Ana Carolina Rysdyk da Silva (*)
“Sete meses, profe. Faz sete meses”. Essa foi a fala, emocionada, de um aluno ao entrar na sala de aula, depois de sete meses.
A primeira vez que eu entrei na Projeto foi em 2009. Eu ainda estava na faculdade. E lembro de muitas “primeiras vezes“ aqui. Lembro da primeira turma. Lembro do primeiro presente. Lembro do primeiro último dia de aula. Lembro do primeiro encerramento de 5º ano em que fui professora. Lembro da primeira vez que chorei como professora. Lembro de cada um dos primeiros dias de aula e lembro também de todos os últimos dias de aula. Mas assim como todos os professores desse mundão gigante, nunca imaginei que aconteceria com a escola tudo que aconteceu este ano e que lembraria do primeiro dia de aula virtual, vendo meus alunos através de pequenas telinhas. E que, mesmo assim, criaríamos vínculos de forma tão sensível.
“E a gente pensou que iam ser só 15 dias, hein, profe?!”. Disse outro aluno.
É, a gente pensou. E, enquanto me lembro de todas as minhas primeiras vezes na Projeto, vivo pela primeira vez o entrar na escola depois dos sete meses, para encontrar alguns poucos colegas e pensar no possível retorno. Do sentimento estranho de pertencer sem poder pertencer. Como se não pudéssemos estar ali. Era uma emoção contida, com medo, com atenção, sem jeito. Uma emoção que precisava ficar guardada. E, junto disso, uma vontade enorme de voltar. A vontade de estar junto. A vontade de abraçar tua colega, de tirar foto, sentindo o cheiro do perfume de cada uma das mulheres que estava lá naquele dia. Ficamos emocionadas. A boca sorria. Os olhos não deixavam a máscara esconder o sorriso.
Então, chegou o dia 28 de outubro e eu vi, ao vivo, em carne, osso, cabelo crescido, tamanho maior do que esperava, os meus meninos. Com 10 e 11 anos e já mais de um metro e meio de altura. Depois, no dia 30 de outubro, encontrei algumas das minhas meninas, também maiores e com cabelos mais compridos, exceto por uma delas, que criando as próprias regras sobre como deve cuidar de seus cabelos na ‘quarentena de 200 dias’, apareceu com um corte lindo, que ela mesma fez. Foi ela quem disse: “Como a gente faz pra ver e não abraçar?”. E ouvimos a voz umas das outras. Estavam ansiosas por conversar e se ver. E correr no pátio e inventar outros jeitos de brincar junto, mesmo que separadas.
Ser professora nos reserva tantas surpresas boas, tantas descobertas, tanto estudo, tanto trabalho, que passamos boa parte de nossas vidas envolvidas com isso.
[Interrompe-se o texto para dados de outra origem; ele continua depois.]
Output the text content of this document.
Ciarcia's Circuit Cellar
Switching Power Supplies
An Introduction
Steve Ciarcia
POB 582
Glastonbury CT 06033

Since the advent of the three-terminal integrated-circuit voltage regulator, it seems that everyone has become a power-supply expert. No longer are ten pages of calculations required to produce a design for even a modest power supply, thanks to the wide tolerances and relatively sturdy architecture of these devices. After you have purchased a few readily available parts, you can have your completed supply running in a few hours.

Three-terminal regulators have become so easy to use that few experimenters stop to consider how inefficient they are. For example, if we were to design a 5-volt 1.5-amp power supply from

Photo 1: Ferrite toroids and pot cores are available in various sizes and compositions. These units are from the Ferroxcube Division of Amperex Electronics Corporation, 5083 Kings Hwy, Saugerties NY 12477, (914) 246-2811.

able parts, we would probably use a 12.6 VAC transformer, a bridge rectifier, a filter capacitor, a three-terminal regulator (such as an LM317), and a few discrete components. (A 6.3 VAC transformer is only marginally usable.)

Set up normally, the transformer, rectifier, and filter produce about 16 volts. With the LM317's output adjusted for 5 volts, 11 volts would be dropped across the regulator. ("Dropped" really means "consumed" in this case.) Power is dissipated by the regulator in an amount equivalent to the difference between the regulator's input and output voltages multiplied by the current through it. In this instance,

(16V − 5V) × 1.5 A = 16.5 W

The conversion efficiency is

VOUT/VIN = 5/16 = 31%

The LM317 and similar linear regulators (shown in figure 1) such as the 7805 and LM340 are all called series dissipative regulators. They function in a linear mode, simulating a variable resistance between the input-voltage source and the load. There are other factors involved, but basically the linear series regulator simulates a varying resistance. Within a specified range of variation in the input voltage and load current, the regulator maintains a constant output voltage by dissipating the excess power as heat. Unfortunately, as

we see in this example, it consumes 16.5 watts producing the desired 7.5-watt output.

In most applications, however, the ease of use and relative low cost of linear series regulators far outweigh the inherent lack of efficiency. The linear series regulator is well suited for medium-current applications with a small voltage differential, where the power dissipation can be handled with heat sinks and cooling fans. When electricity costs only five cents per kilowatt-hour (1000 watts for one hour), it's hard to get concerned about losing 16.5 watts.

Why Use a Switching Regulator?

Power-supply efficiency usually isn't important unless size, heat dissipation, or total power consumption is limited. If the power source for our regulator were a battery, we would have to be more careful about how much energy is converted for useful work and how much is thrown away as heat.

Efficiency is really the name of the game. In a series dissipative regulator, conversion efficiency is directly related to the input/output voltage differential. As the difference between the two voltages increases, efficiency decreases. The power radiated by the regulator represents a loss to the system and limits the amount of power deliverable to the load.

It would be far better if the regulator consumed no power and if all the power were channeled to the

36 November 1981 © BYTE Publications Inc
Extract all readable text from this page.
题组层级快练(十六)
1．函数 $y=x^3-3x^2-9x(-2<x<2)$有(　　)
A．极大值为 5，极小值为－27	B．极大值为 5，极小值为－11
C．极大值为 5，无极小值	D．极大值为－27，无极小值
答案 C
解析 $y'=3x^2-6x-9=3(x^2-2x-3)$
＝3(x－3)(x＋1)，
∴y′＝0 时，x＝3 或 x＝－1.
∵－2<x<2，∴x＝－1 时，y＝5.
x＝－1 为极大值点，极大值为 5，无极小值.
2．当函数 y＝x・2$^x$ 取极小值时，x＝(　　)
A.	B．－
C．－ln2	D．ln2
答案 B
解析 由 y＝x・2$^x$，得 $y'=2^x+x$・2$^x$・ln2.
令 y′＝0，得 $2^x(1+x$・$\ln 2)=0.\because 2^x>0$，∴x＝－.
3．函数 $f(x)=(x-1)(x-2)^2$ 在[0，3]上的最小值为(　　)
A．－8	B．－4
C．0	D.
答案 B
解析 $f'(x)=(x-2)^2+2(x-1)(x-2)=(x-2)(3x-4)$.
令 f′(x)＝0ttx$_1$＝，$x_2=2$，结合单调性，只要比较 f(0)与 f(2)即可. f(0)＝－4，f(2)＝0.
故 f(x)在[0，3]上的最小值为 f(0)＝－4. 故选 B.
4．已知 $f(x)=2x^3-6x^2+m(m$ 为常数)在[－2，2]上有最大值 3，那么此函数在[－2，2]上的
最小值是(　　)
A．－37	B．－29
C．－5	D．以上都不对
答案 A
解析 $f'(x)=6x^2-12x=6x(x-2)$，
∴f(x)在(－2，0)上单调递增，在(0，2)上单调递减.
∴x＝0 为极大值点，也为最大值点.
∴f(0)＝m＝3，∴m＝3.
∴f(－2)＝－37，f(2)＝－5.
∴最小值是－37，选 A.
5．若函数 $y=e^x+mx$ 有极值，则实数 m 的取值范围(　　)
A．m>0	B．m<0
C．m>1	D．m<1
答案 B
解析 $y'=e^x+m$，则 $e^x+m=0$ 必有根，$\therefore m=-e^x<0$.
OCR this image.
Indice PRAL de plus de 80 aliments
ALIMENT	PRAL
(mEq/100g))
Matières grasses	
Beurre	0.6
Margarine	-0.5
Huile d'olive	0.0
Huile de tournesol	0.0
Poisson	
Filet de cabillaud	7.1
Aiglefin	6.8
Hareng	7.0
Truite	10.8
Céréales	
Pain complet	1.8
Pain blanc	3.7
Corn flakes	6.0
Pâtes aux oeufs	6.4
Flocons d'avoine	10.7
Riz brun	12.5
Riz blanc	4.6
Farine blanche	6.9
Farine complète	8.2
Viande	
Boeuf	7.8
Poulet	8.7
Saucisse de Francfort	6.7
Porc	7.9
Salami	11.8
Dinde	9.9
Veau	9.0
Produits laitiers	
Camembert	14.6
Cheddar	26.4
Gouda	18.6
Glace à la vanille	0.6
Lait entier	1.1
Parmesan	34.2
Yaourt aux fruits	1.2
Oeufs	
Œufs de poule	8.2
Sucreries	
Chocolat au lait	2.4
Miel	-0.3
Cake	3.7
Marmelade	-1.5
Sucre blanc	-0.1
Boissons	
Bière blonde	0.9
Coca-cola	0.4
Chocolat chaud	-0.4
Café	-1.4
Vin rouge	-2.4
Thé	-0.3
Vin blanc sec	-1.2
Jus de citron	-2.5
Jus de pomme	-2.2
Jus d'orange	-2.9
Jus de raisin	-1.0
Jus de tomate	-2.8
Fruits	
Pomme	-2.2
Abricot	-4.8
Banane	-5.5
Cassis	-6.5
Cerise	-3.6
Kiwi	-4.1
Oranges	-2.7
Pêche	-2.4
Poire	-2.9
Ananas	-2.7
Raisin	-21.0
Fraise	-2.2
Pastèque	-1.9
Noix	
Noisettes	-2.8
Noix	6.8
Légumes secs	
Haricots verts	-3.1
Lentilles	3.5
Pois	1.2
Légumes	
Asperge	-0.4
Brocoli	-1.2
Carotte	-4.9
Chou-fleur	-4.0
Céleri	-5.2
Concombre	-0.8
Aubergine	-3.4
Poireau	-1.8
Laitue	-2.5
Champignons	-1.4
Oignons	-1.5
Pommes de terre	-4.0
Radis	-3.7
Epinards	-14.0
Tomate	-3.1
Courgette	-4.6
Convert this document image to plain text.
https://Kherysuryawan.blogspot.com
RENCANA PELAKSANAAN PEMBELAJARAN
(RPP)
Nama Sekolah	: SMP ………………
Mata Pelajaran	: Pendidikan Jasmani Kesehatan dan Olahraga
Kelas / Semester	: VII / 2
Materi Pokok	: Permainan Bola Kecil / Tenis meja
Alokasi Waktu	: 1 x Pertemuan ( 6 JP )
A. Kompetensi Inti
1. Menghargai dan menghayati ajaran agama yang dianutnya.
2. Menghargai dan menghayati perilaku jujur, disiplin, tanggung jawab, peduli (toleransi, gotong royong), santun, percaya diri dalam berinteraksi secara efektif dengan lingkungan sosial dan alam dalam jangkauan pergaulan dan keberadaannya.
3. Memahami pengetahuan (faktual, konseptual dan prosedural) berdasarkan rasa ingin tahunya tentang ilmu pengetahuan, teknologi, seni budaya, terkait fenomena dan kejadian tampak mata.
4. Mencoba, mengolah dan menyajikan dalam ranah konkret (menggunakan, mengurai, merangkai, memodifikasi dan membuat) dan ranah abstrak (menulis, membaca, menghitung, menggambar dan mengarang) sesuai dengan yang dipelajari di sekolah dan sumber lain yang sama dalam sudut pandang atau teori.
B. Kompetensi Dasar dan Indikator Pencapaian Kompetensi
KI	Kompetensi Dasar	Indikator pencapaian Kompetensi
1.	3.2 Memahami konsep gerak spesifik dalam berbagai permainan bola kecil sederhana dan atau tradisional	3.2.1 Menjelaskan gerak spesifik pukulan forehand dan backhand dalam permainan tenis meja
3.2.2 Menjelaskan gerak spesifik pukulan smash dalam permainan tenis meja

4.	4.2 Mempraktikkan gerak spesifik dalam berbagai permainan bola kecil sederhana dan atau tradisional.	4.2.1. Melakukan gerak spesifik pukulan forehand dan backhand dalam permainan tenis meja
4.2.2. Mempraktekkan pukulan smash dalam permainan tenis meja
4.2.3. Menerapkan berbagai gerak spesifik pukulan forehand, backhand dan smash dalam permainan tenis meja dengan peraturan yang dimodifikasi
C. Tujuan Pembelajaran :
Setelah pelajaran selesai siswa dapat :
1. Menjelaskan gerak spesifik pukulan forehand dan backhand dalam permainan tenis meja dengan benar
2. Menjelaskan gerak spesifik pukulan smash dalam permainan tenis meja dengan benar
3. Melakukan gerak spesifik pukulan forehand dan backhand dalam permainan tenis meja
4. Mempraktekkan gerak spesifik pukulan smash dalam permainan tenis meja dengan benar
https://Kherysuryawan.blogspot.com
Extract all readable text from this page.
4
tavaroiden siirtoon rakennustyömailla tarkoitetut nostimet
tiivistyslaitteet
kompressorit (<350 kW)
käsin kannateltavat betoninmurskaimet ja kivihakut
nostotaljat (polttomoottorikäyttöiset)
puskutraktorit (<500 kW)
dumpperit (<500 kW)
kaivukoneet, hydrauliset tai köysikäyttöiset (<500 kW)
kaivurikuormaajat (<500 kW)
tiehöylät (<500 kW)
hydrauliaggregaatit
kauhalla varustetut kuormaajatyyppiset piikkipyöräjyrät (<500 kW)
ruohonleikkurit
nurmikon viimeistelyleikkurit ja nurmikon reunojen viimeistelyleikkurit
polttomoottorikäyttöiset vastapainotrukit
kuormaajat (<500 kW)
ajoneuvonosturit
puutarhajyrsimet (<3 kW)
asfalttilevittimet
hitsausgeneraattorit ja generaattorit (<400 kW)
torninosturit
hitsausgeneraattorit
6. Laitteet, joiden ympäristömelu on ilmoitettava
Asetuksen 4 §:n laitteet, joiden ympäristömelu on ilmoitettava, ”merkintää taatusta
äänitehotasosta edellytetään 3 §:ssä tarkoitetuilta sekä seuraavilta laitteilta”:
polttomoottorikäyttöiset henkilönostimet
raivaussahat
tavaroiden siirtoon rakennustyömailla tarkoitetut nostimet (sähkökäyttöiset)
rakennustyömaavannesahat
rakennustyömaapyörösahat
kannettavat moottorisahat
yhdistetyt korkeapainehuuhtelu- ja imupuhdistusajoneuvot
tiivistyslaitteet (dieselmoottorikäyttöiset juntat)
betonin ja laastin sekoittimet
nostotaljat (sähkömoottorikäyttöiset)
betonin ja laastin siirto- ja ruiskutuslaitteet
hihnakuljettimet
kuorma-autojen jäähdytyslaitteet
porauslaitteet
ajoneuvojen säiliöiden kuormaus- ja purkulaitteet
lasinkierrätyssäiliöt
Costumo chamar a escola de MEU LUGAR SEGURO. Tiraram nosso lugar seguro. Disseram que nosso lugar seguro não é mais seguro agora. Voltei pra escola, com cuidado, com receio, mas com muita vontade de voltar e de estar ali, com a minha turma, com as minhas crianças, com as nossas trocas.
E, neste dia 30 de outubro de 2020, depois dessa semana cheia de emoção guardada, eu deixei transbordar o sentimento pra fora dos olhos. E chorei. Chorei de saudade que estava do meu lugar seguro. Chorei lembrando dos meus alunos olhando cada cantinho da sala e do pátio. Chorei olhando o pé de araçá cheio de flor ao lado da quadra. Chorei de feliz. Pode ser que a escola não volte a ser o que esperávamos tão cedo. Pode ser que seja cedo pra voltar. Pode ser que aconteça algo e tenhamos que parar de ir pra escola novamente. Pode ser tudo isso. A Elida Tessler, artista deste ano, disse que “um livro lido nunca mais vai ser retirado de você”. Acho que esse reencontro, neste ano atípico, depois de sete meses, ninguém mais me tira também.
(*) Professora do 5º ano na Projeto.